Plus loin, nous apprendrons que Vellini entretient un rapport singulier au sang humain : son père, torero, fut tué au cours d’un combat. La mère de l’héroïne, qui assista au spectacle, fut littéralement éclaboussée par le sang de son mari qu’elle garda sur sa robe, dont elle offrit des lambeaux à sa fille.

 

La nonchalance de Vellini se teinte d’une certaine dose de provocation lorsqu’elle découvre son pied nu au vieux vicomte : « vous voilà le pied nu comme une magicienne qui va faire son charme… »[15], lui lance-t-il.

 

« -J’en ai un ! dit (Vellini) d’un air mystérieux et fin, en mettant son doigt sur sa bouche, comme une des sorcières de Macbeth. »[16]

 

Cette dernière référence aux fameuses sorcières de Shakespeare[17] achève le chapitre, intitulé « une maîtresse-sérail », et qui offre au lecteur le premier des nombreux portraits de l’héroïne du roman. Quelques pages plus loin, une autre référence littéraire significative attire notre attention :

 

« -Ame fière, il t’aura blessée ! – fit Marigny.

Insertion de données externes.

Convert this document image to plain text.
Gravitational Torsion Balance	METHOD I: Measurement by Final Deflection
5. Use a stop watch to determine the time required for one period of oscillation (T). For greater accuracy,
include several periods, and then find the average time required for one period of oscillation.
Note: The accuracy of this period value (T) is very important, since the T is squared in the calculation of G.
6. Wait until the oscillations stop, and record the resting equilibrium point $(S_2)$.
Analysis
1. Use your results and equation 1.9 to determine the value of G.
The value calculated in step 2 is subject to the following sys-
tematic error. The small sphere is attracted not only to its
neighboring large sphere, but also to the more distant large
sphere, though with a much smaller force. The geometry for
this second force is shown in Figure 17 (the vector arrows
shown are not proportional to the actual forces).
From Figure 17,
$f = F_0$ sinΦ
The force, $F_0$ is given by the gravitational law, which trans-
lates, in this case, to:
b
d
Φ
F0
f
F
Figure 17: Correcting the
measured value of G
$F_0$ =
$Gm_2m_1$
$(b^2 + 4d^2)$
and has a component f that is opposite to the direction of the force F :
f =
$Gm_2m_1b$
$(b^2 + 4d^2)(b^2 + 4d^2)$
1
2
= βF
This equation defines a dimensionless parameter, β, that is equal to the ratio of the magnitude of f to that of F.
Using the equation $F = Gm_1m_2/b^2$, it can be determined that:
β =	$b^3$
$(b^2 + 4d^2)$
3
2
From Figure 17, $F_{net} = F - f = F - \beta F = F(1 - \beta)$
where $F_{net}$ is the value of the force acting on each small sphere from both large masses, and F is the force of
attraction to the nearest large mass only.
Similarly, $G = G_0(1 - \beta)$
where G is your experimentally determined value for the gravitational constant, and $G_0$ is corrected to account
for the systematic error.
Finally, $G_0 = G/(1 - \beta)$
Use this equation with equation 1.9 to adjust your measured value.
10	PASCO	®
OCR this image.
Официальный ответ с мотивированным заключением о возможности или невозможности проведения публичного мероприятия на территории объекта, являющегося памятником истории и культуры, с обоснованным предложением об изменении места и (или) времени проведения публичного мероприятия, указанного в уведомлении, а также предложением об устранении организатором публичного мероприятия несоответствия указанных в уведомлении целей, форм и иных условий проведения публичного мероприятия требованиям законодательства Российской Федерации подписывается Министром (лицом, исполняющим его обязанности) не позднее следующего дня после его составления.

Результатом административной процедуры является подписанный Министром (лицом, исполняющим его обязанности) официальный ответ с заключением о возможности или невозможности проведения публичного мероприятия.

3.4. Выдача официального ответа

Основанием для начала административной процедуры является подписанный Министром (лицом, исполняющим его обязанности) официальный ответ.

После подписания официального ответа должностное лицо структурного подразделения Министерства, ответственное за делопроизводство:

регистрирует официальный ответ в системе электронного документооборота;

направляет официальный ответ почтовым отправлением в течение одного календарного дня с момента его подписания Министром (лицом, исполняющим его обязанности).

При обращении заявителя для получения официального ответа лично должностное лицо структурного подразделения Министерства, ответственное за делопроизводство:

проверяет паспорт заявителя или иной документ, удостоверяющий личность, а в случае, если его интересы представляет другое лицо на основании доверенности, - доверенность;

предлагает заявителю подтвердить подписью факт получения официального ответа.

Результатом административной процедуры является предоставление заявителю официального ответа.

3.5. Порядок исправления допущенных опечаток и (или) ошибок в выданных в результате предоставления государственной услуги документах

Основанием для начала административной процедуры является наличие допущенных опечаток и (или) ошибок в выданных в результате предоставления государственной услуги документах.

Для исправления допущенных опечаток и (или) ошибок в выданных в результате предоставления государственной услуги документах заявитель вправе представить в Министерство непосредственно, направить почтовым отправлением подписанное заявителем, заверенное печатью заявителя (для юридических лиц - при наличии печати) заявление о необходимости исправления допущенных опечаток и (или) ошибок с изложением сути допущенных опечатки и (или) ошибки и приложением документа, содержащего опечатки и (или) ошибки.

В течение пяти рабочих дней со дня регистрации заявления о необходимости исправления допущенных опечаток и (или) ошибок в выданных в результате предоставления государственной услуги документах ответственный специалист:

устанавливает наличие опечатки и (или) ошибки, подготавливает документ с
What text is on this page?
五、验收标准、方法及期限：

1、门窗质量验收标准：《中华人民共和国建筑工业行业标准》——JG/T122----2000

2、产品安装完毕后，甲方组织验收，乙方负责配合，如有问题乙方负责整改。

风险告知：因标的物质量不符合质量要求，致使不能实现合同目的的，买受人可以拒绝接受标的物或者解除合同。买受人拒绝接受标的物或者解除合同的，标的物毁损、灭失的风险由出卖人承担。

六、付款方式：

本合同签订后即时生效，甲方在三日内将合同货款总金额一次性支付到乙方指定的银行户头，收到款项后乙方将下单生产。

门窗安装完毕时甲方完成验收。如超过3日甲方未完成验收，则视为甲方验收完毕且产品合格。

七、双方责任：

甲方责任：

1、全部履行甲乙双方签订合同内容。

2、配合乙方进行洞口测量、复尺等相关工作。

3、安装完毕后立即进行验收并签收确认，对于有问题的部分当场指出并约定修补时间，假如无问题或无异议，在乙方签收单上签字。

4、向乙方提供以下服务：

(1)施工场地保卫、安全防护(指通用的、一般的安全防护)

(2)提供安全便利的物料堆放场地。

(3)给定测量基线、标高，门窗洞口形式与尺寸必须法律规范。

Moi ! – dit-elle avec des yeux d’éclairs et une voix digne de Médée. »[18]

 

Echo à ces vers de la Médée de Corneille (1635) : à Nérine qui lui demande : « Dans un si grand revers que vous reste-il ? », Médée réplique : « Moi ! Moi, dis-je, et c’est assez ! ».

 

Ces riches références intertextuelles ne font que souligner la volonté de Barbey d’inscrire son héroïne dans une lignée de personnages de femmes sorcières. 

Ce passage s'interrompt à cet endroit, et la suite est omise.